MLT entered into a sale and purchase agreement with an undisclosed third party buyer to offload its Moriya Centre warehouse complex in Ibaraki prefecture, just over one hour’s drive northeast of Tokyo, according to an announcement from its manager on Friday. The compound provides 41,713 square metres (449,000 square feet) in combined net lettable area of warehouse space across three blocks of four-storey buildings.
“The proposed divestment is in line with the manager’s continued efforts to rejuvenate its portfolio through selective divestments of non-core assets, providing MLT with greater financial flexibility to pursue investment opportunities that enhance the quality and resilience of its portfolio,” the manager said in a statement.

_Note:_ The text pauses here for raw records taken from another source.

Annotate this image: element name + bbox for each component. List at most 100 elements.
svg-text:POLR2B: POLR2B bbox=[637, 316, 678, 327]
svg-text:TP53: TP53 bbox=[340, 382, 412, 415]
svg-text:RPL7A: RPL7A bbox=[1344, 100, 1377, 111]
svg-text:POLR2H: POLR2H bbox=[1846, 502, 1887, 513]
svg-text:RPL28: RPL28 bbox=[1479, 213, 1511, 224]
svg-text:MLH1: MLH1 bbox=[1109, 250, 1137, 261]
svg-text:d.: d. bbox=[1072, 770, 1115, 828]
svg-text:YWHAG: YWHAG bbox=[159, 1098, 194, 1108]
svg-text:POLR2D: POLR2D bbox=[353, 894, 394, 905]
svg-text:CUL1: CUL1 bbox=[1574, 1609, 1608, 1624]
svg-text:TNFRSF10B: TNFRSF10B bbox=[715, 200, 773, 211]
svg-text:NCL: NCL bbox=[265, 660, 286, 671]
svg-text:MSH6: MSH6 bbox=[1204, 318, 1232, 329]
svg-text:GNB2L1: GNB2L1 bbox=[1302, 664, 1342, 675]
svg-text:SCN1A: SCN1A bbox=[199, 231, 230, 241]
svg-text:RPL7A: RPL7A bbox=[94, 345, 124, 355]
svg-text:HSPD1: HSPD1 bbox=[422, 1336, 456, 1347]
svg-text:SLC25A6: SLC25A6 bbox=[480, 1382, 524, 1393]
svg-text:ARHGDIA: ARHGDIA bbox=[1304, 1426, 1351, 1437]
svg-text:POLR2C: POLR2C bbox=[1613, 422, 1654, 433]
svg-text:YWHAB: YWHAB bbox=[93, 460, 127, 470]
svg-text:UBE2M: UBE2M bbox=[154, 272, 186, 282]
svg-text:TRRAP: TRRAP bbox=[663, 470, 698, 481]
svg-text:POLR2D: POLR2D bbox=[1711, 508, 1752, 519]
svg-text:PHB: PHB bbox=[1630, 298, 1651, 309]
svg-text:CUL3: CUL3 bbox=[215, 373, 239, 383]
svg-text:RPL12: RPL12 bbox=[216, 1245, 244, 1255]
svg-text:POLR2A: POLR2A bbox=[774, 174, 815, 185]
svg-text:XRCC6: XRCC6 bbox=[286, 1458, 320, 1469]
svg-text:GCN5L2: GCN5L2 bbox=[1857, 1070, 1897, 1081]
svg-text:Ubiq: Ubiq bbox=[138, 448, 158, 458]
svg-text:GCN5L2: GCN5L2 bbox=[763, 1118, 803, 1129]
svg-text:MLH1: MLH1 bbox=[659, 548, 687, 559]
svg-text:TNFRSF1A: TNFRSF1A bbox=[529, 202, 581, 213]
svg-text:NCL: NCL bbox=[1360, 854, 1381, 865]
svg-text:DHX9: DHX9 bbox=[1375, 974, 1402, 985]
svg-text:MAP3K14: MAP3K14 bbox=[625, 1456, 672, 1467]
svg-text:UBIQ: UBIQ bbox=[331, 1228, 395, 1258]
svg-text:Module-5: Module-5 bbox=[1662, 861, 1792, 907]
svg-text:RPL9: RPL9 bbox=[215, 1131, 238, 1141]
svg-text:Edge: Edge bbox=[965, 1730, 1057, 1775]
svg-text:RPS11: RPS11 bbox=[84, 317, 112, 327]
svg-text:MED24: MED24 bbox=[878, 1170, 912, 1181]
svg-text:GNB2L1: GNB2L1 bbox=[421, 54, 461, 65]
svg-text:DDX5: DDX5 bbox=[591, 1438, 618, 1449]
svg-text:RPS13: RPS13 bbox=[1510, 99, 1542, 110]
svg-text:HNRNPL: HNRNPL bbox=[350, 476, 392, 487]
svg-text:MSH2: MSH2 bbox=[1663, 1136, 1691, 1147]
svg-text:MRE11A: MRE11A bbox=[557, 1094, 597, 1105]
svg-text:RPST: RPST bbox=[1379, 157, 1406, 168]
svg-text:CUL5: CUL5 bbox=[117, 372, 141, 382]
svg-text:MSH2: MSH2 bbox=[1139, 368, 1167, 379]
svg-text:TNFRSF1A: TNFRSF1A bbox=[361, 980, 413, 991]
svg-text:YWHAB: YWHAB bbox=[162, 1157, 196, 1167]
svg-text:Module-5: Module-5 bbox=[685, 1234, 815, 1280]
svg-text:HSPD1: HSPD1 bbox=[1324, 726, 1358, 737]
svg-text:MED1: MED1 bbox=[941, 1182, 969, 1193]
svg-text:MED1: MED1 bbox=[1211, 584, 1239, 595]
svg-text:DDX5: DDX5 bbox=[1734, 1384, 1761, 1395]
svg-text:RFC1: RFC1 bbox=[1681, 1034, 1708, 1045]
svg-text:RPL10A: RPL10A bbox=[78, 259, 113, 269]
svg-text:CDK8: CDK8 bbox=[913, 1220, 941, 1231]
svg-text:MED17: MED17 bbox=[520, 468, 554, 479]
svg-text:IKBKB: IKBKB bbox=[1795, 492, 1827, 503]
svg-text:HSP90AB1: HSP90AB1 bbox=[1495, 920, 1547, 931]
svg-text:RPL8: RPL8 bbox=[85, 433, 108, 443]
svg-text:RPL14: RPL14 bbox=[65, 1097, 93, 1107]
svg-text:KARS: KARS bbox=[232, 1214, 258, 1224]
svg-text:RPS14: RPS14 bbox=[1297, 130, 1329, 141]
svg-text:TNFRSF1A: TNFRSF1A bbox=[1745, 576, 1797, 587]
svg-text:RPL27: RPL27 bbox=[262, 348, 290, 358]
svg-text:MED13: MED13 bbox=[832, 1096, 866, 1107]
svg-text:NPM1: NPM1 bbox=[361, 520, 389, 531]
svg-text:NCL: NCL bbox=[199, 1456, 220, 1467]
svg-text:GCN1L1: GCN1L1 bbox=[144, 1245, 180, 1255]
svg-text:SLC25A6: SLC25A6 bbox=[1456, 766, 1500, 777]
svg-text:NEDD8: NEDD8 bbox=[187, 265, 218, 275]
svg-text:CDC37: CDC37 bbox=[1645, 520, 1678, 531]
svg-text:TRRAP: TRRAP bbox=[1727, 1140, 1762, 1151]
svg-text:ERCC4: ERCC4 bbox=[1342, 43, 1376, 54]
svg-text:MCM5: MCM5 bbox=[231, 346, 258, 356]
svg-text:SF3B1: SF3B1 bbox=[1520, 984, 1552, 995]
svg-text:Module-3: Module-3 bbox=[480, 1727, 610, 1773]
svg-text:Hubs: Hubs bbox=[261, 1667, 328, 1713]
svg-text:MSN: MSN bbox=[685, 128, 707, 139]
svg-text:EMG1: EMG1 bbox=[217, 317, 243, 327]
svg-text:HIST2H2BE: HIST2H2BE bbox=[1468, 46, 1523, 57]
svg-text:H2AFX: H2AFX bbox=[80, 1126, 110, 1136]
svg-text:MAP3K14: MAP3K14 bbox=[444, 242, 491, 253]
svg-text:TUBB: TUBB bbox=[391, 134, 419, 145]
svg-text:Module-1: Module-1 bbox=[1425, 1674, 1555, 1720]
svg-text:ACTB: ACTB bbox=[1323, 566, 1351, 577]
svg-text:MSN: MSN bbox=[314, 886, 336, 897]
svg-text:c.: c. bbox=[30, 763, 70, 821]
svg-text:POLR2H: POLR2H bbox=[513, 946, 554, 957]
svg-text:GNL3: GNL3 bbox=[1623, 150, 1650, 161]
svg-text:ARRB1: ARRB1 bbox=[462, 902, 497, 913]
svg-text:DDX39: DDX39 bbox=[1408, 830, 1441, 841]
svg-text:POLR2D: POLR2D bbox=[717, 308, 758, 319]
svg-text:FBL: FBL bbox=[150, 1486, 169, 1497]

The latest disposal brings MLT’s total divestments this year to six assets in Singapore, Malaysia and Japan worth $60.8 million, giving the trust an opportunity to free up some cash after its gearing ratio rose to 39.5 percent at the end of June, from 36.8 percent as of 31 March, following completion of its purchase of the regional portfolio from CBRE IM.
Greater Tokyo Exit
Should the deal goes through at the agreed price, the Temasek-backed REIT would be exiting Moriya Centre at a 12.2 percent premium from its latest valuation of JPY 8.94 billion on 31 March.
The consideration is also 65 percent more than MLT’s investment in the property to date of around JPY 6.05 billion, including the JPY 4.64 billion it paid to buy the asset 15 years ago and an additional JPY 1.4 billion spent on renovations in 2015.
Located in Moriya city’s Midori district, the property is roughly five kilometres (3.1 miles) from the Yawara Interchange on Joban Expressway, providing it with access to Saitama, Tokyo, Chiba and Ibaraki prefectures.
MLT’s manager said the sale, which is expected to close before the end of December, should not have a material impact on the REIT’s asset value and net property income for the financial year ending 31 March 2024.
Post-sale, the REIT will be left with a portfolio of 188 properties across nine markets in Asia Pacific, down from its S$13.5 billion set of 193 assets as of 30 June.
Out With the Old
Before the Japan disposal, MLT this year divested three assets in Malaysia and two properties in its home city, including its announcement last month of an agreement to sell 8 Loyang Crescent in Singapore for S$27.8 million.
Also in August, the REIT agreed to sell its Century in Malaysia industrial complex in Port Klang, west of Kuala Lumpur, for MYR 60 million (now $13 million).
In July MLT closed on a sale of a pair of warehouses in Petaling Jaya, Malaysia, between Port Klang and Kuala Lumpur, to Sigma Warehousing Sdn Bhd for a combined MYR 50.2 million.
In March, the trust completed the sale of a 11,315 square metre warehouse at 3 Changi South Lane in eastern Singapore to a local furniture retailer for S$22 million.
In announcing its deal to buy CBRE IM’s logistics assets in Japan, South Korea and Australia in March, MLT said that it was also mulling a S$100 million divestment in Hong Kong, although the trust has yet to report a disposal in that location.
The REIT saw its distributable income inch up by 3.1 percent year on year to S$108.6 million in the second quarter, thanks in part to higher divestment gains.
“Given the economic uncertainty, our focus is to maintain portfolio stability, while continuing our efforts to rejuvenate the portfolio towards high-spec, modern assets,” Ng Kiat, chief executive officer of the trust’s manager, said during MLT’s earnings report in July.